3. 2 different site lesions- MS is ver unlikely to produce LMN type tongue weakenss (presuming the weakness in LMN)

4. Carotid diseas with aneurysm can have small infarct int he same side with contralateral ataxia and aneurysm pressing the nerve- hypoglossal is one of possibly compressible nerves with carotid aneurysm.



i hope I have successfully confused every body.



HP


  #13

posiible explanations:

1. Medial medulllary sundrome with ipsilateral tongue weakness and contralteral sensory ataxia

2. Non vascular pathology like space occupying lesion the posterior fossa-involving cerbelleum and opposite side hypoglossal nerve-some creeping lesions

3. 2 different site lesions- MS is ver unlikely to produce LMN type tongue weakenss (presuming the weakness in LMN)

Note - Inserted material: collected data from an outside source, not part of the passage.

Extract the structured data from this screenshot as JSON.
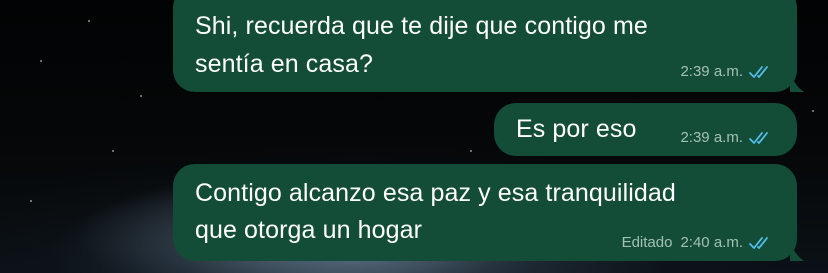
{
  "colors": {
    "outgoing_bubble": "#134d37",
    "text": "#ffffff",
    "meta_text": "#b9d3c6",
    "read_check": "#53bdeb"
  },
  "messages": [
    {
      "text_line_1": "Shi, recuerda que te dije que contigo me",
      "text_line_2": "sentía en casa?",
      "time": "2:39 a.m.",
      "status_icon": "double-check-read-icon"
    },
    {
      "text_line_1": "Es por eso",
      "time": "2:39 a.m.",
      "status_icon": "double-check-read-icon"
    },
    {
      "text_line_1": "Contigo alcanzo esa paz y esa tranquilidad",
      "text_line_2": "que otorga un hogar",
      "edited_label": "Editado",
      "time": "2:40 a.m.",
      "status_icon": "double-check-read-icon"
    }
  ]
}
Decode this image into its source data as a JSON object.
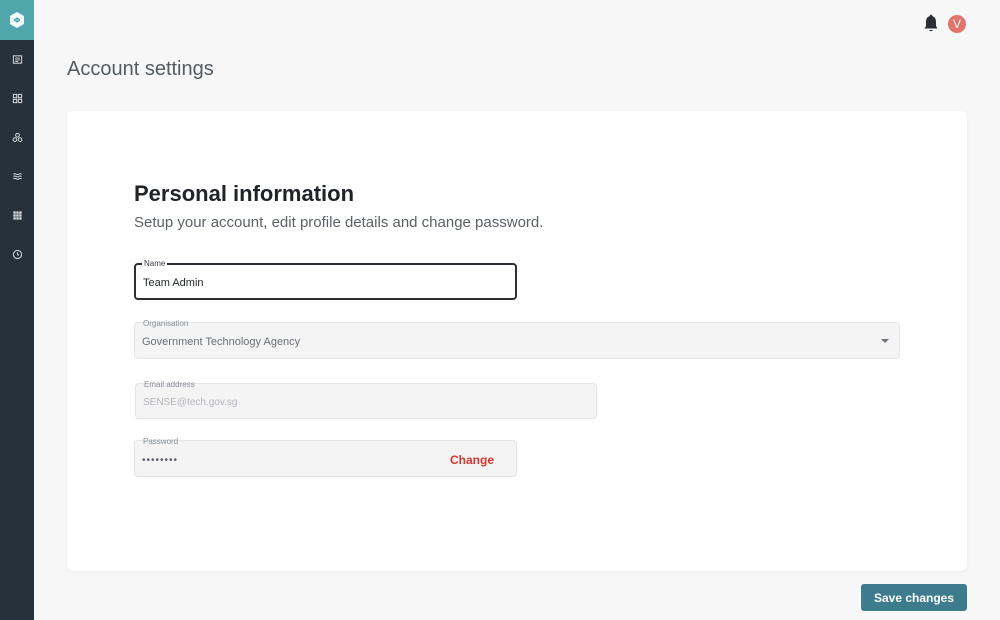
{
  "colors": {
    "sidebar_bg": "#26313b",
    "logo_bg": "#4fa6ab",
    "primary_button": "#3d7c8c",
    "change_link": "#d9362b",
    "avatar_bg": "#e0736b"
  },
  "sidebar": {
    "logo_icon": "sense-logo-icon",
    "items": [
      {
        "icon": "newspaper-icon"
      },
      {
        "icon": "dashboard-grid-icon"
      },
      {
        "icon": "cluster-icon"
      },
      {
        "icon": "filters-icon"
      },
      {
        "icon": "apps-grid-icon"
      },
      {
        "icon": "clock-icon"
      }
    ]
  },
  "topbar": {
    "bell_icon": "bell-icon",
    "avatar_initial": "V"
  },
  "page": {
    "title": "Account settings"
  },
  "personal_info": {
    "title": "Personal information",
    "subtitle": "Setup your account, edit profile details and change password.",
    "name": {
      "label": "Name",
      "value": "Team Admin"
    },
    "organisation": {
      "label": "Organisation",
      "value": "Government Technology Agency"
    },
    "email": {
      "label": "Email address",
      "value": "SENSE@tech.gov.sg"
    },
    "password": {
      "label": "Password",
      "value": "••••••••",
      "change_label": "Change"
    }
  },
  "actions": {
    "save_label": "Save changes"
  }
}
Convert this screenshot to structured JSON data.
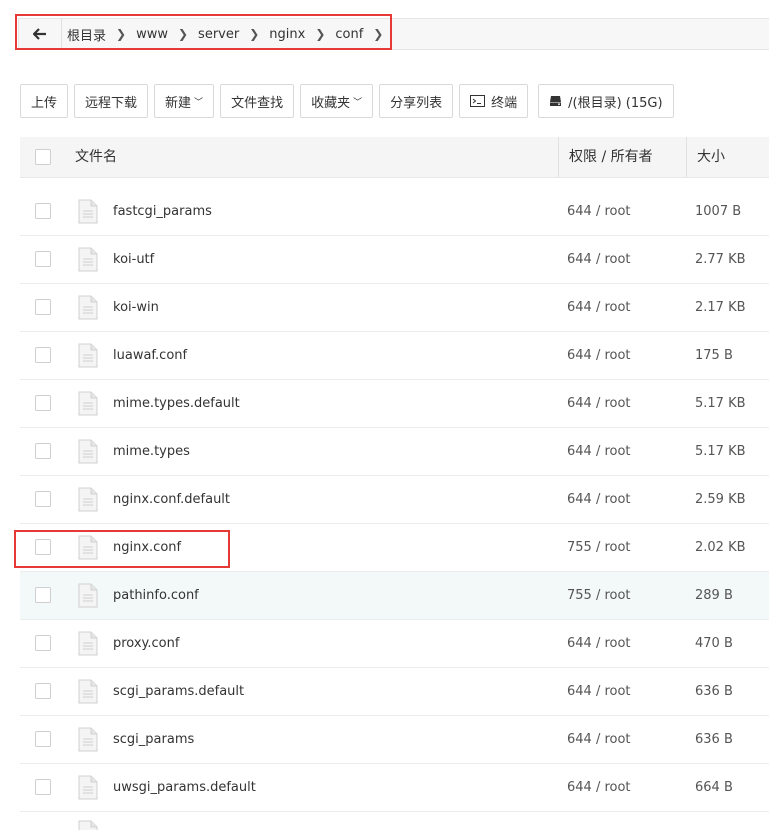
{
  "breadcrumb": {
    "back_icon": "arrow-left-icon",
    "crumbs": [
      "根目录",
      "www",
      "server",
      "nginx",
      "conf"
    ]
  },
  "toolbar": {
    "upload": "上传",
    "remote_download": "远程下载",
    "new": "新建",
    "file_search": "文件查找",
    "favorites": "收藏夹",
    "share_list": "分享列表",
    "terminal": "终端",
    "disk": "/(根目录) (15G)"
  },
  "table": {
    "header": {
      "name": "文件名",
      "perm": "权限 / 所有者",
      "size": "大小"
    },
    "rows": [
      {
        "name": "fastcgi_params",
        "perm": "644 / root",
        "size": "1007 B"
      },
      {
        "name": "koi-utf",
        "perm": "644 / root",
        "size": "2.77 KB"
      },
      {
        "name": "koi-win",
        "perm": "644 / root",
        "size": "2.17 KB"
      },
      {
        "name": "luawaf.conf",
        "perm": "644 / root",
        "size": "175 B"
      },
      {
        "name": "mime.types.default",
        "perm": "644 / root",
        "size": "5.17 KB"
      },
      {
        "name": "mime.types",
        "perm": "644 / root",
        "size": "5.17 KB"
      },
      {
        "name": "nginx.conf.default",
        "perm": "644 / root",
        "size": "2.59 KB"
      },
      {
        "name": "nginx.conf",
        "perm": "755 / root",
        "size": "2.02 KB"
      },
      {
        "name": "pathinfo.conf",
        "perm": "755 / root",
        "size": "289 B"
      },
      {
        "name": "proxy.conf",
        "perm": "644 / root",
        "size": "470 B"
      },
      {
        "name": "scgi_params.default",
        "perm": "644 / root",
        "size": "636 B"
      },
      {
        "name": "scgi_params",
        "perm": "644 / root",
        "size": "636 B"
      },
      {
        "name": "uwsgi_params.default",
        "perm": "644 / root",
        "size": "664 B"
      }
    ]
  },
  "colors": {
    "highlight_border": "#e53935",
    "hover_row": "#f3f9f8"
  }
}
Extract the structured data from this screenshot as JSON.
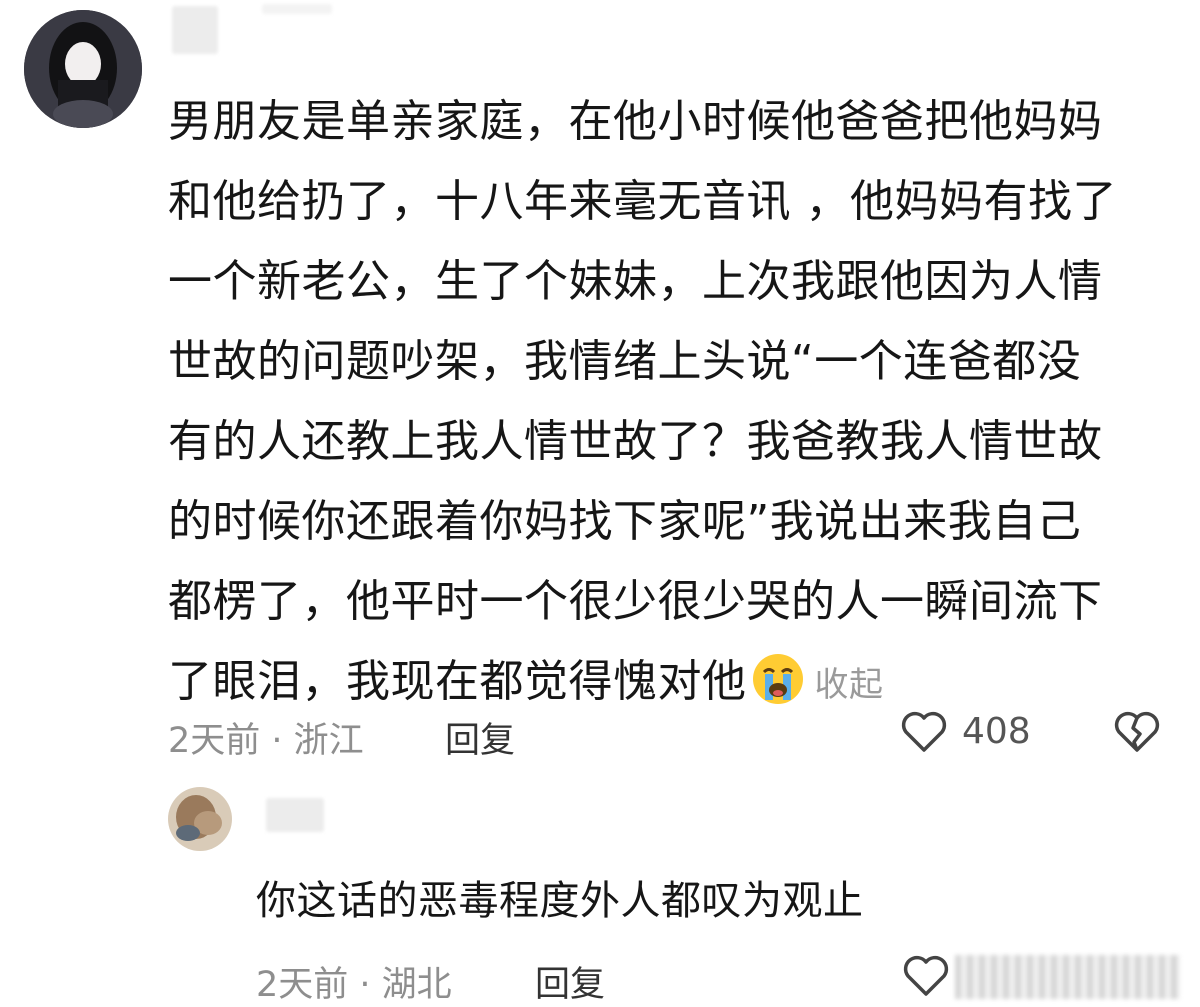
{
  "main_comment": {
    "lines": [
      "男朋友是单亲家庭，在他小时候他爸爸把他妈妈",
      "和他给扔了，十八年来毫无音讯 ，他妈妈有找了",
      "一个新老公，生了个妹妹，上次我跟他因为人情",
      "世故的问题吵架，我情绪上头说“一个连爸都没",
      "有的人还教上我人情世故了？我爸教我人情世故",
      "的时候你还跟着你妈找下家呢”我说出来我自己",
      "都楞了，他平时一个很少很少哭的人一瞬间流下",
      "了眼泪，我现在都觉得愧对他"
    ],
    "emoji": "crying-face",
    "collapse_label": "收起",
    "time_location": "2天前 · 浙江",
    "reply_label": "回复",
    "like_count": "408"
  },
  "reply_comment": {
    "text": "你这话的恶毒程度外人都叹为观止",
    "time_location": "2天前 · 湖北",
    "reply_label": "回复"
  }
}
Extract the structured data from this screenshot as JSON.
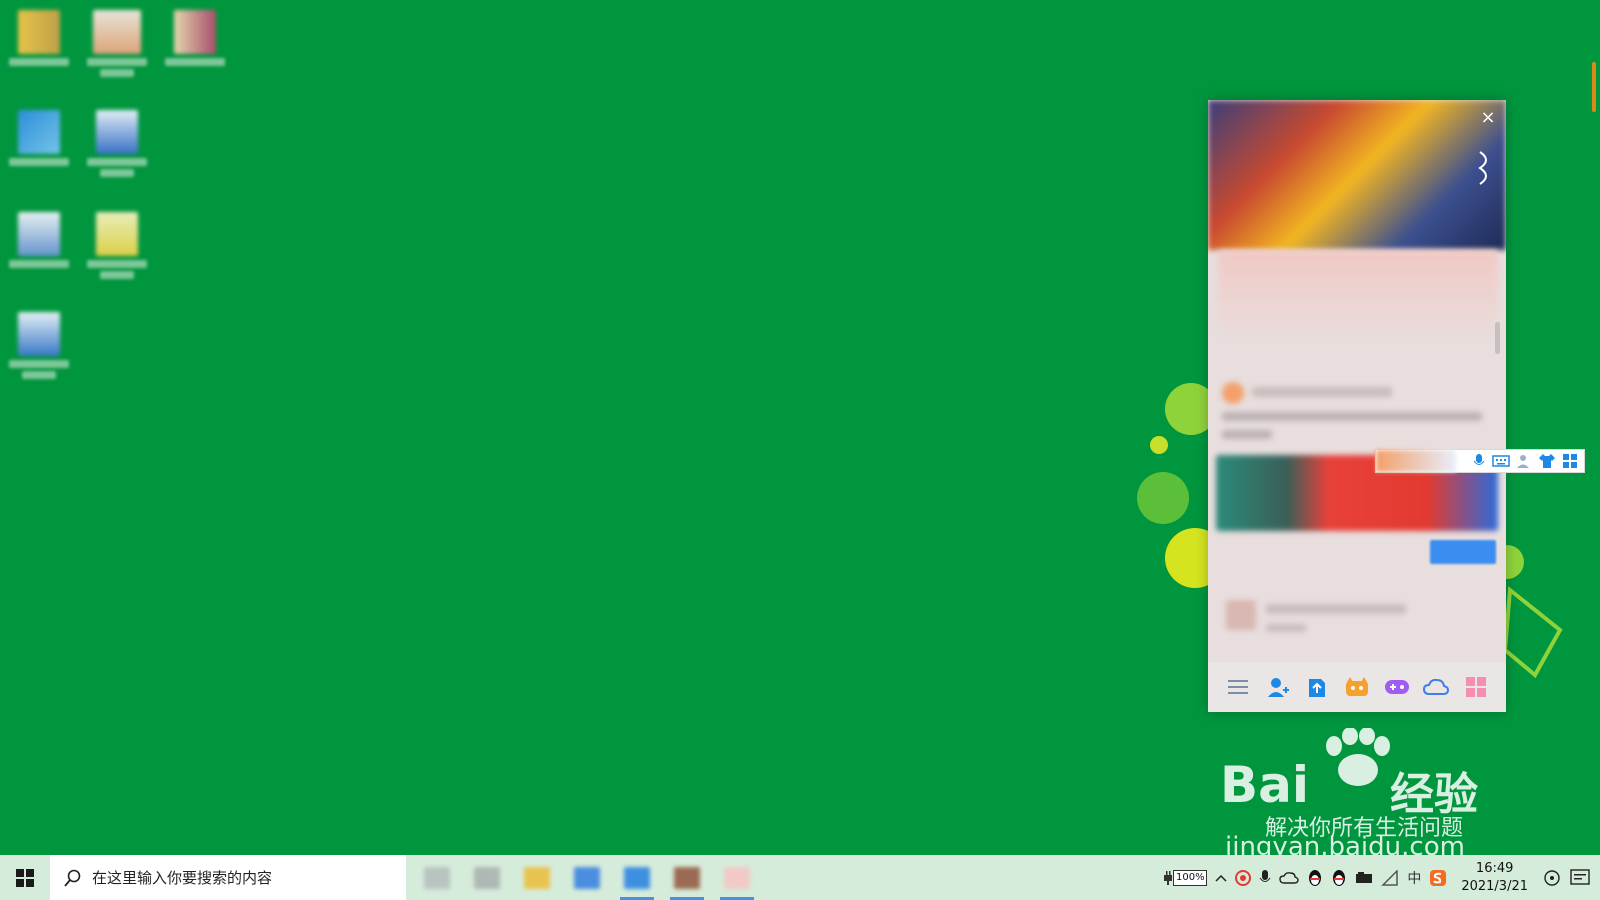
{
  "taskbar": {
    "search_placeholder": "在这里输入你要搜索的内容",
    "battery_percent": "100%",
    "ime_indicator": "中",
    "time": "16:49",
    "date": "2021/3/21"
  },
  "watermark": {
    "brand_left": "Bai",
    "brand_right": "经验",
    "slogan": "解决你所有生活问题",
    "url": "jingyan.baidu.com"
  },
  "qq_panel": {
    "close_label": "×"
  },
  "colors": {
    "desktop_bg": "#00963e",
    "taskbar_bg": "#d6ecdb",
    "accent_blue": "#1e88e5"
  }
}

4. Carotid diseas with aneurysm can have small infarct int he same side with contralateral ataxia and aneurysm pressing the nerve- hypoglossal is one of possibly compressible nerves with carotid aneurysm.



i hope I have successfully confused every body.



HP


  #14

In cerebellar lesion the person will fall towards the side of the lesion with eyes open..but if its not mentioned that eyes are open we can also think of dorsal column medial lemniscus lesion in which pt stumbles with eyes closed...so along with XII nerve lesion it gives the medial medullary syndrome.